When I was a kid, I didn’t have enough money to refurbish a car. If you had a paper route, you just had enough money to get the car. I cut lawns for 25 cents an hour to get gas to run my car. If I was out of gas, I would walk the lawn mower to whatever house and cut the front and back lawn for 25 cents. Gas was about 12 cents, so you could get two gallons.

When I first started my restorations, I took all the paint off by hand, which took weeks and months to do. My biggest project was restoring a 1931 Model A convertible sedan. It took me five years. I completely disassembled it. I asked my wife, “Do you mind if I put the fenders in the living room for a week or so?” So the front and rear fenders, the bumper and the hood were in the living room for about nine months while I worked on the rest of the car in the garage. To this day she won’t let me forget that. She knows it’s my hobby, so she goes along with it, although she had to keep vacuuming around it, and I’d say, “Boy, don’t you dare scratch those fenders.”

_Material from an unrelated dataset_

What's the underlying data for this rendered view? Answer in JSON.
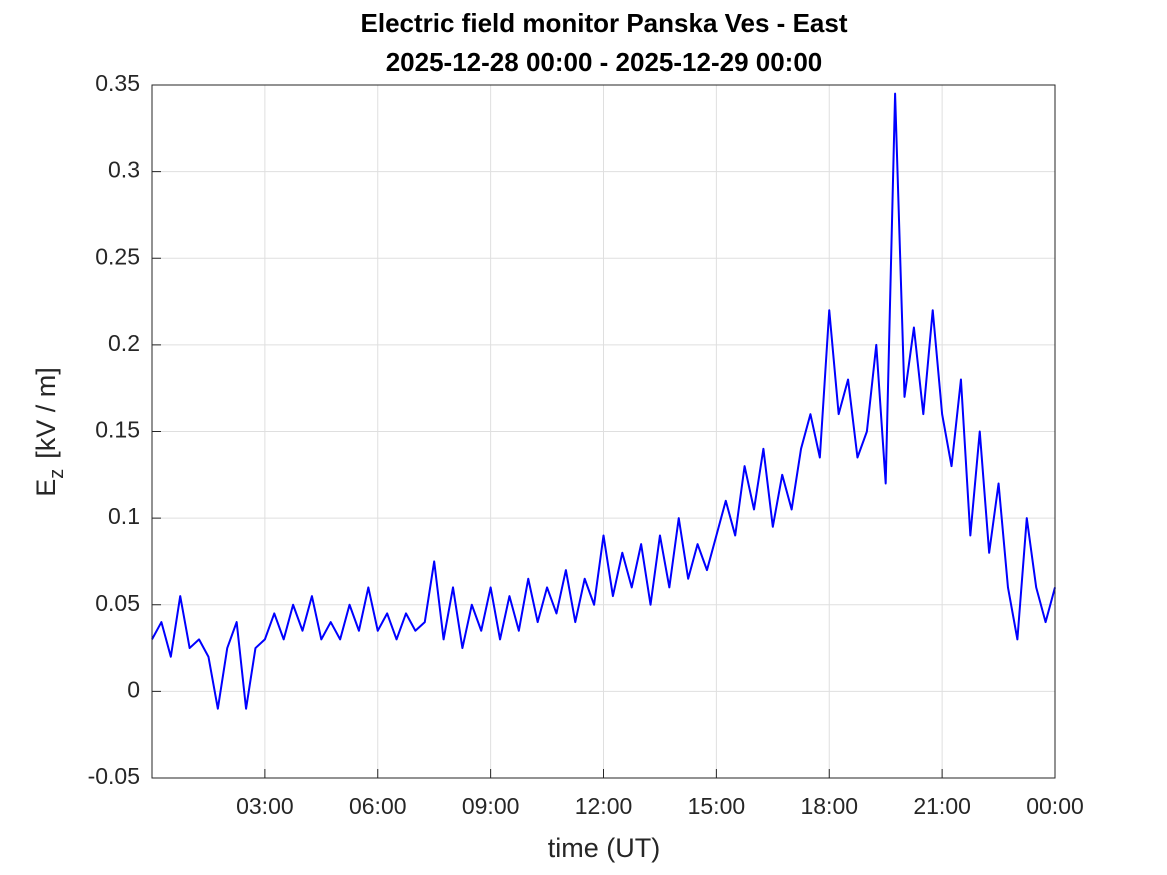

Mainly I drive this 1930 Model A coupe for the satisfaction I get from driving something I had many years ago. Plus all the people my age who come up and reminisce about the car. It’s beat-up looking and no fenders, not all this other fancy stuff like the fiberglass bodies and Chevy engines. This is a 1946 Ford flathead V-8 engine. You’ll drive down the street and hear someone yell, “Flathead forever!” because they recognize this engine. My car doesn’t have new fancy shocks and suspension. With this one you ride rough. When you hit a bump, it pitches you up like it did when I was 16 years old.